During the premiere, Grímur convinced the audience to take part in one big bleating, echoing his other lead actors—the sheep. “They were like method actors—you just said ‘action’ and they were in character,” he says. “I had been warned about working with animals and was a bit worried about the big sheep scenes. The sheep at the place we worked on were too grumpy towards humans—so we got sheep from a different farm, Halldórsstaðir á Bárðadal, and they were really friendly—they almost walked to you and they usually needed fewer takes than the human actors.”

They still had a rebellious streak in them. “Once we were herding a hundred sheep and they revolted and ran all over the place.
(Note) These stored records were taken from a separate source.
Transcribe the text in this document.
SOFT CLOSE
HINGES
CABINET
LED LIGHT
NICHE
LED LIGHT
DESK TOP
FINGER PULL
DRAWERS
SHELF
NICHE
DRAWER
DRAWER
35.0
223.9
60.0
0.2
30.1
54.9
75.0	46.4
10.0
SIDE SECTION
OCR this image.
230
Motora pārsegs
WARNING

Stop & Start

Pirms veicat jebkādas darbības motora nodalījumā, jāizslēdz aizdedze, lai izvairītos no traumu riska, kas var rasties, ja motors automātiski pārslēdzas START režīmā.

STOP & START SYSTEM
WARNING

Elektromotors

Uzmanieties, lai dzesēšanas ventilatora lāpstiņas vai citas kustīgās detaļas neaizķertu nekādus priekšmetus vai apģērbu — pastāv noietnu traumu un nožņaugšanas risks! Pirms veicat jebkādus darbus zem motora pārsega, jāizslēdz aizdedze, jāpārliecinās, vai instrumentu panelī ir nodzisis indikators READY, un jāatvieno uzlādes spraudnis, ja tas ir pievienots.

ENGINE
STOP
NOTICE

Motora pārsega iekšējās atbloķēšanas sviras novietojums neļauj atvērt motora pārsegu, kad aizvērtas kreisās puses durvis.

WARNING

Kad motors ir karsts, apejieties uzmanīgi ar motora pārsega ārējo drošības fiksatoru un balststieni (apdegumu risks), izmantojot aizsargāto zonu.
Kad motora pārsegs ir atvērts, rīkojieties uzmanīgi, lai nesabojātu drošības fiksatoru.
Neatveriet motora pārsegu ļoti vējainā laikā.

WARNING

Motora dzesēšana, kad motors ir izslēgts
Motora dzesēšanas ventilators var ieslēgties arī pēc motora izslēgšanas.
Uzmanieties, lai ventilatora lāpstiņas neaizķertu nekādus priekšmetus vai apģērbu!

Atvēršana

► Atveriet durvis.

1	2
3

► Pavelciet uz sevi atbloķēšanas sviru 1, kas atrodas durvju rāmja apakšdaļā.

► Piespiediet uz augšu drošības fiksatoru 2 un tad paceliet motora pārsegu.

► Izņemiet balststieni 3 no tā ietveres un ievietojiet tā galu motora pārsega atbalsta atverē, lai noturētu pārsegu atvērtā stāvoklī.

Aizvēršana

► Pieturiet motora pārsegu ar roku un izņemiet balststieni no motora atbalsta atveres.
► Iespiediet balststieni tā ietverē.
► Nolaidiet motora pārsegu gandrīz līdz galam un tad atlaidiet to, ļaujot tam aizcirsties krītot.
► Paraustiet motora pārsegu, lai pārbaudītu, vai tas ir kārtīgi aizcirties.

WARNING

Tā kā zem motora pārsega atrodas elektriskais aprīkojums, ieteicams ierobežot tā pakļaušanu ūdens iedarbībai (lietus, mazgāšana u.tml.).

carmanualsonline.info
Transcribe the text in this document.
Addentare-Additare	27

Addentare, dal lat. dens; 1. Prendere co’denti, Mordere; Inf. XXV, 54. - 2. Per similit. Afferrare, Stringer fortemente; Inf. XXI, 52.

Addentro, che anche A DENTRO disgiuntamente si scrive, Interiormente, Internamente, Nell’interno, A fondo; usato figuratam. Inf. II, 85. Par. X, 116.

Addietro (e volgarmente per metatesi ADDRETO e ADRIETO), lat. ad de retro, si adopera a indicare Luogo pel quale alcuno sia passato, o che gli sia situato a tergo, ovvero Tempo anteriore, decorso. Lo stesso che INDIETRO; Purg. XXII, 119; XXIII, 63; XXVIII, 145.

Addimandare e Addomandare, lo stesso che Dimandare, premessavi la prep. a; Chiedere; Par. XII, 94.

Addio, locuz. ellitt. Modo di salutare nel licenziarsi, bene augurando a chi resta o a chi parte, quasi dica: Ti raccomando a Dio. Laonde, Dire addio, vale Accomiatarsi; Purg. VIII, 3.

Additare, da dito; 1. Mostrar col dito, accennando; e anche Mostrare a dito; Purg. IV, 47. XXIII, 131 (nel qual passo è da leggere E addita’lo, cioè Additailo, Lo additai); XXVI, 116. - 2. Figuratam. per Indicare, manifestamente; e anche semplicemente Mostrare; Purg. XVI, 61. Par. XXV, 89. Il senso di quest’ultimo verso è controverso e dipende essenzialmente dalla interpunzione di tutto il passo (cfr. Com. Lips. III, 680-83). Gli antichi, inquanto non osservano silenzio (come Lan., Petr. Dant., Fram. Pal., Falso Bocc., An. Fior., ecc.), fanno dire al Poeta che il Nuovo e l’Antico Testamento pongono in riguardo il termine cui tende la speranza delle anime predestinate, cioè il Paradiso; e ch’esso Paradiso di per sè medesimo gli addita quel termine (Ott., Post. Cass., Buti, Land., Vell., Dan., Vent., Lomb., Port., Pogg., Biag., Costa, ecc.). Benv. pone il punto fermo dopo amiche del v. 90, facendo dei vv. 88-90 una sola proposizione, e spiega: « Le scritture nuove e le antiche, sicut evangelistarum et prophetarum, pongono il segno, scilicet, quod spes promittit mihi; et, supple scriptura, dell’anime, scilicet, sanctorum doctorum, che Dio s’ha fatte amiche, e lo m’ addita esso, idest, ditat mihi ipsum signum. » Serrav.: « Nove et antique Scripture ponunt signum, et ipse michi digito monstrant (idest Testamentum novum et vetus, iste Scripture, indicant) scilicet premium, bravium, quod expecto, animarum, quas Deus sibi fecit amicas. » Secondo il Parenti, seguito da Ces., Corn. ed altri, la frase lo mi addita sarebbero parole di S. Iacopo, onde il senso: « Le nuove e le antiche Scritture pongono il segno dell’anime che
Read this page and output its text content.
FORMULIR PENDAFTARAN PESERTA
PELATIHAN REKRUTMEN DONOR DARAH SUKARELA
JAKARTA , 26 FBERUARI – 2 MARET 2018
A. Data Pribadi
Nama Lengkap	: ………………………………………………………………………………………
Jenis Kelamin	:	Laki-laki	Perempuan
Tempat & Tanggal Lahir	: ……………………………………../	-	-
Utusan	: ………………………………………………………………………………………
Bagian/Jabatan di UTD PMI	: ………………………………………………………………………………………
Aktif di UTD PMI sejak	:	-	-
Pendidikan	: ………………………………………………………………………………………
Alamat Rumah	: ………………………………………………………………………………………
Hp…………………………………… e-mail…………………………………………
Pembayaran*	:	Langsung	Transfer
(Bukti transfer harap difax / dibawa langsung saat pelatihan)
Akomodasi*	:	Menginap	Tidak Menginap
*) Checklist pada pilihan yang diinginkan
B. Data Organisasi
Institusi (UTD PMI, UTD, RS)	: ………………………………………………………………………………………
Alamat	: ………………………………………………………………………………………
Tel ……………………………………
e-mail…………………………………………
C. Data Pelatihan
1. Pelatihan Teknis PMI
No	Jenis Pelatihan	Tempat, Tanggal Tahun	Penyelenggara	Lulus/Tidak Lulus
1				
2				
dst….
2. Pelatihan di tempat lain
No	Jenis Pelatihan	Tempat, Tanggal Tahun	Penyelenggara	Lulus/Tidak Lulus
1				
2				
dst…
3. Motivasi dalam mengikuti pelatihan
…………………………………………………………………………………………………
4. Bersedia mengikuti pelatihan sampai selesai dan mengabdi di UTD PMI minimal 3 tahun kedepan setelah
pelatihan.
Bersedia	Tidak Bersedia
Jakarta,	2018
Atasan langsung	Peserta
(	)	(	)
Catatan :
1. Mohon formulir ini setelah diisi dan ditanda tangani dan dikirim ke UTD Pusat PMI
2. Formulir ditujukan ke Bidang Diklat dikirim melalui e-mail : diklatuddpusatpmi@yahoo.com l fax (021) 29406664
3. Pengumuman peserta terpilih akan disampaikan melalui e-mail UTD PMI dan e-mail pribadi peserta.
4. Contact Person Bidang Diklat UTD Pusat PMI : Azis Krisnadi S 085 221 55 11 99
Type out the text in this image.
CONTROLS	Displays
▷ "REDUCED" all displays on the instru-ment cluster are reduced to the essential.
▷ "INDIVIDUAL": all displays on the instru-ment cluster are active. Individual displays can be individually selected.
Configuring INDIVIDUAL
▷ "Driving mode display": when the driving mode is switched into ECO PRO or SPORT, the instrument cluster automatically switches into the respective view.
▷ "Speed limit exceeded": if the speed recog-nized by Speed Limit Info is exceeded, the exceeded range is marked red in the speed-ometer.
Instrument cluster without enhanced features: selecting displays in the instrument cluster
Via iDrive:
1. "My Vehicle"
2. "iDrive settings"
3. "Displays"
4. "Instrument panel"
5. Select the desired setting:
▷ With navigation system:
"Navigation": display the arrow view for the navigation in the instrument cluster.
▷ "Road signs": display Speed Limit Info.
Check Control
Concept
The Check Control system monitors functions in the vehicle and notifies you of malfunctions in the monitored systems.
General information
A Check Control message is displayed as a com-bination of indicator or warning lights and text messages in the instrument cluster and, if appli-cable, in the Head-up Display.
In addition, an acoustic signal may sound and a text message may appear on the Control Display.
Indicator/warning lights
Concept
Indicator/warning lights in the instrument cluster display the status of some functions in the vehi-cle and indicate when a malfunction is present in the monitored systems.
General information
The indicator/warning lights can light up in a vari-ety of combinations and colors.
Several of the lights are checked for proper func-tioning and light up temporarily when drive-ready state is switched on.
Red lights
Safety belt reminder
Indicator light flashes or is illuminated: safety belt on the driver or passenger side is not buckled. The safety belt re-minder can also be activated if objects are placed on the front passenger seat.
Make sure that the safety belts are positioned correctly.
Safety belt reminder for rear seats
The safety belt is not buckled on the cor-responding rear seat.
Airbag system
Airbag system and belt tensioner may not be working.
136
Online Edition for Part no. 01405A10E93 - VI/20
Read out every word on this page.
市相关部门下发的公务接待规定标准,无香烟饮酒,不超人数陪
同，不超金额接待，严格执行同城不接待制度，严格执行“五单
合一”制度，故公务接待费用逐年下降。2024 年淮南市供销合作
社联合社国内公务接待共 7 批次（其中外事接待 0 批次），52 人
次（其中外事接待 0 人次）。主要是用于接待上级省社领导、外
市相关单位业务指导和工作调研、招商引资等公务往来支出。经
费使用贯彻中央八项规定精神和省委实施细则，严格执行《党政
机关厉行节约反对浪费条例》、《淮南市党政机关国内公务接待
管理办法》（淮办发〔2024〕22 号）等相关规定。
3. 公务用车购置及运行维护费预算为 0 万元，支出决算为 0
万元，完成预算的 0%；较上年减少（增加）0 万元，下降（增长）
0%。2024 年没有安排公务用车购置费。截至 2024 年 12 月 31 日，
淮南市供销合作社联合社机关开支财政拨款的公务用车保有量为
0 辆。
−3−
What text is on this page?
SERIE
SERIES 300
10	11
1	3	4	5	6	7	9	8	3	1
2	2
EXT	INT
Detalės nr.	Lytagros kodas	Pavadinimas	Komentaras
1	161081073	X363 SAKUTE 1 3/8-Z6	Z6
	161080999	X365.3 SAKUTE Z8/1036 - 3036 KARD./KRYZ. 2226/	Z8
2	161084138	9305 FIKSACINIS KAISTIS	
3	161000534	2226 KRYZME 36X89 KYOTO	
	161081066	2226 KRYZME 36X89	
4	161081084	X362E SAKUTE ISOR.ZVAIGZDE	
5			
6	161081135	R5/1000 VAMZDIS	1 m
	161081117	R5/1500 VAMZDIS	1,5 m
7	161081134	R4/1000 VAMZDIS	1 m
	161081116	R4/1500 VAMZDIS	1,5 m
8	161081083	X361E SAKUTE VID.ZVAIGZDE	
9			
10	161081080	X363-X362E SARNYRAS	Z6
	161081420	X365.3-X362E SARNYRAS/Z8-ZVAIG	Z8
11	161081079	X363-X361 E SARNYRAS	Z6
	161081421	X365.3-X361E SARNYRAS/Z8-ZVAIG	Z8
It took a while to get them back, but we managed.” Those rams are now running all over the world—with the film’s rights having been sold to more than 30 countries and counting, and its time on the festival circuit  just starting. “It doesn’t really get serious until the fall though,” Grímur says. “We’ll probably only go to a couple festivals this summer, which is good, as I really want to find a quiet place in the country to work on some stuff.”

With years of struggle at least temporarily behind him, the future is still uncertain. “If it comes up I’d rather go to Europe than to America,” he says when I ask him if he’ll go abroad to make a film. “I don’t think I could make my kind of films in America. Still, you never know. America, of course, is not just Hollywood. There has even been talk of remaking ‘Rams’ in different countries, but I can’t quite picture it—I guess they would have to change the species… camels maybe?”